I have used port 8080 because port 80:localhost:80 was throwing an error. So you can make a small change to the default EC2 nginx config to redirect all requests that its port 80 recieves to 8080.

[ec2-user@ip-172-31-38-69 ~]$ cat /etc/nginx/conf.d/default.conf
server {
    listen       80;
    server_name  _;

    #access_log  /var/log/nginx/host.access.log  main;

    location / {
        proxy_set_header   X-Forwarded-For $remote_addr;
        proxy_set_header   Host $http_host;
        proxy_pass         "http://127.0.0.1:8080";
    }

    #error_page  404              /404.html;

    # redirect server error pages to the static page /50x.html
    #
    error_page   500 502 503 504  /50x.html;
    location = /50x.html {
        root   /usr/share/nginx/html;
    }

    # proxy the PHP scripts to Apache listening on 127.0.0.1:80
    #
    #location ~ \.php$ {
    #    proxy_pass   http://127.0.0.1;
    #}

    # pass the PHP scripts to FastCGI server listening on 127.0.0.1:9000
    #
    #location ~ \.php$ {
    #    root           html;
    #    fastcgi_pass   127.0.0.1:9000;
    #    fastcgi_index  index.php;
    #    fastcgi_param  SCRIPT_FILENAME  /scripts$fastcgi_script_name;
    #    include        fastcgi_params;
    #}

    # deny access to .htaccess files, if Apache's document root
    # concurs with nginx's one
    #
    #location ~ /\.ht {
    #    deny  all;
    #}
}

the proxy prefixed lines are the changes to be made.

STEP - 5 - Get a domain name and configure DNS

I personally signed up the Github Student Developer pack a few years ago and got kaushik.me for free, along with several other benefits. I highly recommend that.

Regardless, a domain will let you set up virtual hosts and is easier to access than the long default ec2 url. So once you have the domain you can configure DNS.

My DNS config looks like this

image-20220122145627986

Simply CNAME all your vhosts to your EC2 url.

And voila, http://musings.kaushik.me will now be a valid url redirecting to my blog. And at this point you can now test your Pi’s NGINX config with vhosts.

NOTE: I have added the autossh command to my crontab (using crontab -e), so if the pi is ever rebooted, the tunneling will be reinitiated.

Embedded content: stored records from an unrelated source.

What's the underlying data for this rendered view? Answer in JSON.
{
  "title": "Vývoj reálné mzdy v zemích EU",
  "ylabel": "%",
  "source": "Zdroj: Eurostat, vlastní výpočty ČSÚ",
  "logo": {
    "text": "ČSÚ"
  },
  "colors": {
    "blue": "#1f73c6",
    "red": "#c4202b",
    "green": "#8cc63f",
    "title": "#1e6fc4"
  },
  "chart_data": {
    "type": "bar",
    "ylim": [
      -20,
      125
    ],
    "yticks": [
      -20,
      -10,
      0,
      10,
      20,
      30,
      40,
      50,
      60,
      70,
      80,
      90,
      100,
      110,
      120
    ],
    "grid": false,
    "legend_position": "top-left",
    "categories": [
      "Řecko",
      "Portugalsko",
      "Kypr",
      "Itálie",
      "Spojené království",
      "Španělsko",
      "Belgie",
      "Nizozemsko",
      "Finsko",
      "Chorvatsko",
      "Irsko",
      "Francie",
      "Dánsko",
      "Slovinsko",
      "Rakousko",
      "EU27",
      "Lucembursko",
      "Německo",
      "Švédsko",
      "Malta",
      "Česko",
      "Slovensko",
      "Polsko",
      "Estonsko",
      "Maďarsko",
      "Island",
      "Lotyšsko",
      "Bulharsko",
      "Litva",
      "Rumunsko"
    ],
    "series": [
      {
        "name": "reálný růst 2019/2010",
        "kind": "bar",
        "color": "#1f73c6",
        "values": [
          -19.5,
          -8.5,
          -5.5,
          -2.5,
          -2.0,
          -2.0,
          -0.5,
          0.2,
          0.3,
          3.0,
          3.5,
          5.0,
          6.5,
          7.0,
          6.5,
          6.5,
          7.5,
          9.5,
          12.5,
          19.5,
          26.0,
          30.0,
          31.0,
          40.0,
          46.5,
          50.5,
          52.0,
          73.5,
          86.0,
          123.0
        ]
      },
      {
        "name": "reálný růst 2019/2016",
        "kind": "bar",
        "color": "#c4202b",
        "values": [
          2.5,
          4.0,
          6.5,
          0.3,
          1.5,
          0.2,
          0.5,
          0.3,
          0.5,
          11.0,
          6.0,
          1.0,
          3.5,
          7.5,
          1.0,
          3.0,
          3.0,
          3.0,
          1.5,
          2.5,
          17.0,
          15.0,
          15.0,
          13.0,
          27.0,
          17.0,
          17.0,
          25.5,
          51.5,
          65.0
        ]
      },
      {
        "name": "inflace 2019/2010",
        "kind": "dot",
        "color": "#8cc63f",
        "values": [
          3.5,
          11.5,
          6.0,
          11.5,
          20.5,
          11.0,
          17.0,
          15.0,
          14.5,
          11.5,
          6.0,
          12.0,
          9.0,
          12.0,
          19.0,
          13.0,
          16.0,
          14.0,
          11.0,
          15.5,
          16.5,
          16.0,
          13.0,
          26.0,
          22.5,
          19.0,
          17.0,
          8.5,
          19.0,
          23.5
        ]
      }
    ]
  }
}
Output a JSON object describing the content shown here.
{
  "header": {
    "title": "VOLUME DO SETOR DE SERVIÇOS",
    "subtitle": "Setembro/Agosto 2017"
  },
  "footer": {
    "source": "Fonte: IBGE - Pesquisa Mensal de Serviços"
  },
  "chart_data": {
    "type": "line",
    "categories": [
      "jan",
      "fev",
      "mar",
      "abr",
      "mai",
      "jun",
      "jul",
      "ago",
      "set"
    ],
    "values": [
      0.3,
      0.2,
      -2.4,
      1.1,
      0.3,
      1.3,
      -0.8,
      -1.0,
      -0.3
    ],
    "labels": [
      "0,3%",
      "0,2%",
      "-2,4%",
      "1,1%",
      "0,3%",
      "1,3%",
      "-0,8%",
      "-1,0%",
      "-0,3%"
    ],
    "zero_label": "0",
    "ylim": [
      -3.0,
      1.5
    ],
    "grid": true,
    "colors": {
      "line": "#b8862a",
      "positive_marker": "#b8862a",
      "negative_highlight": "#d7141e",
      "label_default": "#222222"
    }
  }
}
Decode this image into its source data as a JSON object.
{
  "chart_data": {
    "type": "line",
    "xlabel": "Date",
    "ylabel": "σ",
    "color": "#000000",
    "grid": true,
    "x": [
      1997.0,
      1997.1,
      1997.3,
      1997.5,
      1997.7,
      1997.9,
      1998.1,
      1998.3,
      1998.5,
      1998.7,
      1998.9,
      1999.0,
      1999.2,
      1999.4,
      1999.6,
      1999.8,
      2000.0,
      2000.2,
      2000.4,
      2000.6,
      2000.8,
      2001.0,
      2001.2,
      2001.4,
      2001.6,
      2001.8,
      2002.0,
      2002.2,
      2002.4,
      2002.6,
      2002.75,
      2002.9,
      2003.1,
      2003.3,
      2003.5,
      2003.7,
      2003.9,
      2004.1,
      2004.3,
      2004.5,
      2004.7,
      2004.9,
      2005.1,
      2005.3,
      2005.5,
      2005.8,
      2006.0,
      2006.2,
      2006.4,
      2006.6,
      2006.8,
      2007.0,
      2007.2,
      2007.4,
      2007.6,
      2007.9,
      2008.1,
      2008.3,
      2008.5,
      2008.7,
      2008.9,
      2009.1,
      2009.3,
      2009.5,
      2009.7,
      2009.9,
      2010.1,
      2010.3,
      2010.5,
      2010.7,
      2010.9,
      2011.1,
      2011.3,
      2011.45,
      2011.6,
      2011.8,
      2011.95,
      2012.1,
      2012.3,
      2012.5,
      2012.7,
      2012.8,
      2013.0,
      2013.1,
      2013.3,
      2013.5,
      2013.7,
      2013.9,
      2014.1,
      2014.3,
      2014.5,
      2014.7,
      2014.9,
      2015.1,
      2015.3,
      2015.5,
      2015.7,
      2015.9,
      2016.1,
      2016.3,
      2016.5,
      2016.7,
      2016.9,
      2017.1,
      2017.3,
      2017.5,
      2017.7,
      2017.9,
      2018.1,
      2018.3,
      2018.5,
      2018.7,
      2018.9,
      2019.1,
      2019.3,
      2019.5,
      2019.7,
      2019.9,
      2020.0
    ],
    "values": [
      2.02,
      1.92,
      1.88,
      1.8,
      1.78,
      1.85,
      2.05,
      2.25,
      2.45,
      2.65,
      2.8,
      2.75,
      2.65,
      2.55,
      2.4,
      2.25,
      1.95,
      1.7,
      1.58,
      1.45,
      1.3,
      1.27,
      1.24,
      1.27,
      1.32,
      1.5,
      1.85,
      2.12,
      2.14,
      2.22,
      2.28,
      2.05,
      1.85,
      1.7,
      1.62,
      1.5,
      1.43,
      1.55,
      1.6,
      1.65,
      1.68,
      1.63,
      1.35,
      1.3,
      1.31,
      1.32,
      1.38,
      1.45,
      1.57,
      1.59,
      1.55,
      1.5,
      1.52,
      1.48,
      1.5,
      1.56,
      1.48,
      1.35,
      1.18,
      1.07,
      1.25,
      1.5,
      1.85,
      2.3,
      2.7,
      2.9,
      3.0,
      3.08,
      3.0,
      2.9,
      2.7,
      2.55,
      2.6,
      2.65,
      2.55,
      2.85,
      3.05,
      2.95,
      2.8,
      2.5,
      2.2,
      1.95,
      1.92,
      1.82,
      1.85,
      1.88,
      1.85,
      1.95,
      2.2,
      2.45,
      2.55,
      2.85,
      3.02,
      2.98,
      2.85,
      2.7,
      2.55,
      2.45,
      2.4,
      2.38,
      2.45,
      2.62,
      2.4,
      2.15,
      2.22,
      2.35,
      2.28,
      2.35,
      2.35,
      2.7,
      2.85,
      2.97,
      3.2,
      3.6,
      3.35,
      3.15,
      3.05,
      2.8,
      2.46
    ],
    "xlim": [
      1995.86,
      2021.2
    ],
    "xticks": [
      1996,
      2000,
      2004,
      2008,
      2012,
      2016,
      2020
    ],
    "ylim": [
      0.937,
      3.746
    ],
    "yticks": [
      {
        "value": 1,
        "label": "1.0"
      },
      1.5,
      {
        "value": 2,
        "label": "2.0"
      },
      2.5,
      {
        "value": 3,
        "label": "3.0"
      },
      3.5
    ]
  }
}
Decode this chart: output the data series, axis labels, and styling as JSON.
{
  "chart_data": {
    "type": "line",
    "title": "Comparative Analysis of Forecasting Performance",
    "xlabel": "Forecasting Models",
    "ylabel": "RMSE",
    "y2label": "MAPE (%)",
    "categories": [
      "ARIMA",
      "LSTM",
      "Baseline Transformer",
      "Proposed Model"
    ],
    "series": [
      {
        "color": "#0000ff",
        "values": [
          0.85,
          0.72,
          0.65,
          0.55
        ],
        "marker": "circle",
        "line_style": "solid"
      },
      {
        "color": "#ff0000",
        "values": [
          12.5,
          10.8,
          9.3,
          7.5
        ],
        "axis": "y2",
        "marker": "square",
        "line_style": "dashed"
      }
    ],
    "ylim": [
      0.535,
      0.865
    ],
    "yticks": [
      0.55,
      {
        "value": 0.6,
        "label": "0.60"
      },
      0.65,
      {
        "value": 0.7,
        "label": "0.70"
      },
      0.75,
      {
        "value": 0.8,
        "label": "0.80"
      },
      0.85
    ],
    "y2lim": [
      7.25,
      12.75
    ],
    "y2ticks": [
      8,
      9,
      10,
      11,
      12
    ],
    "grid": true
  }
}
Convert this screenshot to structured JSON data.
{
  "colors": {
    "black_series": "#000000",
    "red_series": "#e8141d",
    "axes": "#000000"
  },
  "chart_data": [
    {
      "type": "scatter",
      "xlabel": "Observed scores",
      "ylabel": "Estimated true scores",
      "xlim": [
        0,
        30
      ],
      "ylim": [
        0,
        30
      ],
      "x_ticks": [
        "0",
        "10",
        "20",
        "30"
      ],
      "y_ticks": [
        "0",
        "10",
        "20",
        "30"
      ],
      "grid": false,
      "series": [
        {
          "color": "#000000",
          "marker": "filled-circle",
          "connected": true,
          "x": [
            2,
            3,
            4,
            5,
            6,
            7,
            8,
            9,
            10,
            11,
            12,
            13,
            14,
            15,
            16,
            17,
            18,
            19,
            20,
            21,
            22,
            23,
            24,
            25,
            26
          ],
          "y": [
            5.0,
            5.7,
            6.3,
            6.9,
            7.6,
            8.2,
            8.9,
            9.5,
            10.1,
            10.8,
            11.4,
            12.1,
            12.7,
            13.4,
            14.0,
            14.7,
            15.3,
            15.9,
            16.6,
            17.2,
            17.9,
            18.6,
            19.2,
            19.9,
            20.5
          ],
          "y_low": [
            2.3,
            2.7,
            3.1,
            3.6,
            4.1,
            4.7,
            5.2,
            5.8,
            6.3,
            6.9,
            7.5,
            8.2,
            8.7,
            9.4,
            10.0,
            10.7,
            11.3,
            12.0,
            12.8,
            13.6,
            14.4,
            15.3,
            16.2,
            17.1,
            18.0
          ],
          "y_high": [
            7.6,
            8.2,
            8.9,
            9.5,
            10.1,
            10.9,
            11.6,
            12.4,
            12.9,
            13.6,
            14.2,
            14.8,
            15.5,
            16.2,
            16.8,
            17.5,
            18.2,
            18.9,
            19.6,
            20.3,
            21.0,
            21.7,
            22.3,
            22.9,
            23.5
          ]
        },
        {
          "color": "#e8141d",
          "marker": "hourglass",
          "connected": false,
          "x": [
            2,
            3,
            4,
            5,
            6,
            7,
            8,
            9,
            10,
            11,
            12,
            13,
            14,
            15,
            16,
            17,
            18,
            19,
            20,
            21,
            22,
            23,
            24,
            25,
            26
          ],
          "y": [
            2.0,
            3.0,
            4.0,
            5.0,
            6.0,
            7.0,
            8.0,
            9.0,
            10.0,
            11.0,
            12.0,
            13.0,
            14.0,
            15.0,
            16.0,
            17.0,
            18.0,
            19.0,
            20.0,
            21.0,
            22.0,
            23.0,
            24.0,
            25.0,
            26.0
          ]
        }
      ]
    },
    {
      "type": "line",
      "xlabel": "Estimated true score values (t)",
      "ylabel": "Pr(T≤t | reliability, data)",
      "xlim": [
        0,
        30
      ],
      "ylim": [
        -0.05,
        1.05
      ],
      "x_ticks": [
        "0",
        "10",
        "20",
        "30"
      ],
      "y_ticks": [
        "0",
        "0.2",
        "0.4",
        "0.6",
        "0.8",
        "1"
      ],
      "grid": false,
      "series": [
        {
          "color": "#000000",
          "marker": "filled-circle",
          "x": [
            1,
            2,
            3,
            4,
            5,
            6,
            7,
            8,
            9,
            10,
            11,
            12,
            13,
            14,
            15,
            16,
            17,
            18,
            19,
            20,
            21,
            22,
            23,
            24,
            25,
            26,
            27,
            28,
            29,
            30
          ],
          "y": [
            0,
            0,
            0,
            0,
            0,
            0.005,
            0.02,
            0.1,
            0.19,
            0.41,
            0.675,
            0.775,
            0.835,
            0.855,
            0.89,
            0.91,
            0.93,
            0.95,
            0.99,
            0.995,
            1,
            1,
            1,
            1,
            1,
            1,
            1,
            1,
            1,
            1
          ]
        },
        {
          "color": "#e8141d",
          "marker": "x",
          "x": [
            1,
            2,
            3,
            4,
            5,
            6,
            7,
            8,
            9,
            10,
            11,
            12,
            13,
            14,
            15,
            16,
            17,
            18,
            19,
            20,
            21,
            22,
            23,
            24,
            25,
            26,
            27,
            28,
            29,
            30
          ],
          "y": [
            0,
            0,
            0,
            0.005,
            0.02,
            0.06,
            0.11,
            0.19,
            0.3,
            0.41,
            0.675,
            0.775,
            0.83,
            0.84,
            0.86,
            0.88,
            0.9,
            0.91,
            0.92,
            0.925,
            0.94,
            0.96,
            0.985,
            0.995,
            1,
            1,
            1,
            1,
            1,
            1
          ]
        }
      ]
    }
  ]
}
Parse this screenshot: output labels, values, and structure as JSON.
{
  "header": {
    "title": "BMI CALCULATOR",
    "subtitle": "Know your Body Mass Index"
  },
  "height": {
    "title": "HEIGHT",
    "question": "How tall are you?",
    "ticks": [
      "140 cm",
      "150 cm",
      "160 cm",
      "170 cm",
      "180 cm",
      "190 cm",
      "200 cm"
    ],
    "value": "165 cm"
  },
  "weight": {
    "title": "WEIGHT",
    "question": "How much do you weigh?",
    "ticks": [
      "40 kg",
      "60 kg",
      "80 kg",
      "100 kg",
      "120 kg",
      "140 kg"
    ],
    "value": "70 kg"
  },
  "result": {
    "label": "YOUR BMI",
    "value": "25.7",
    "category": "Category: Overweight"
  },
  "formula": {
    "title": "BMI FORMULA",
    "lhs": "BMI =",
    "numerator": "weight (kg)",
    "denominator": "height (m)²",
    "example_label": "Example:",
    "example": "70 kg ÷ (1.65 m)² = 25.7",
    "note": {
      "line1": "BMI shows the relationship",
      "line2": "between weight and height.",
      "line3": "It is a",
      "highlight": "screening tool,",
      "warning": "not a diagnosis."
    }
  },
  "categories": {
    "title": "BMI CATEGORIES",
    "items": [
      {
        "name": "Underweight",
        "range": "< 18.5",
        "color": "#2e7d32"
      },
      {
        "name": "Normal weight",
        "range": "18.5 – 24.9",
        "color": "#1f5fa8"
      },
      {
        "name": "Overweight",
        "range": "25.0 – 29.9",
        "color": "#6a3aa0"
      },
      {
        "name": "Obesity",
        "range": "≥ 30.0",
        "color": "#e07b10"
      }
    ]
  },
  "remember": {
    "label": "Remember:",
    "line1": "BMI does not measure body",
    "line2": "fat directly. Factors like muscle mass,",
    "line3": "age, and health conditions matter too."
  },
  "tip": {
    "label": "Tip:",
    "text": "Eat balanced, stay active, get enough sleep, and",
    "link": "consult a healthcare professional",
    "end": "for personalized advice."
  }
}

 @reboot sleep 10; nohup /usr/lib/autossh/autossh -M 0 -N  -R 8080:localhost:80 -v -o "StrictHostKeyChecking no" -o "ServerAliveInterval 30" -i something/something/myrsa.pem ec2-user@kaushik.me >/home/pi/logs/site.out 2>/home/pi/logs/siteerr.out &
@reboot sleep 10; nohup /usr/lib/autossh/autossh -M 0 -N  -R 2222:localhost:22 -v -o "StrictHostKeyChecking no" -o "ServerAliveInterval 30" -i something/something/myrsa.pem ec2-user@kaushik.me >/home/pi/logs/ssh.out 2>/home/pi/logs/ssherr.out &

With this setup the ssh is also forwarded so now I can ssh pi@kaushik.me -p 2222 to ssh into my pi from anywhere in the world. (Dont try this since I have changed the password.)

That’s it! If you made it this far, Congratulations! you can now reap the benefits of your very own web infrastructure and make it do whatever you want, for free!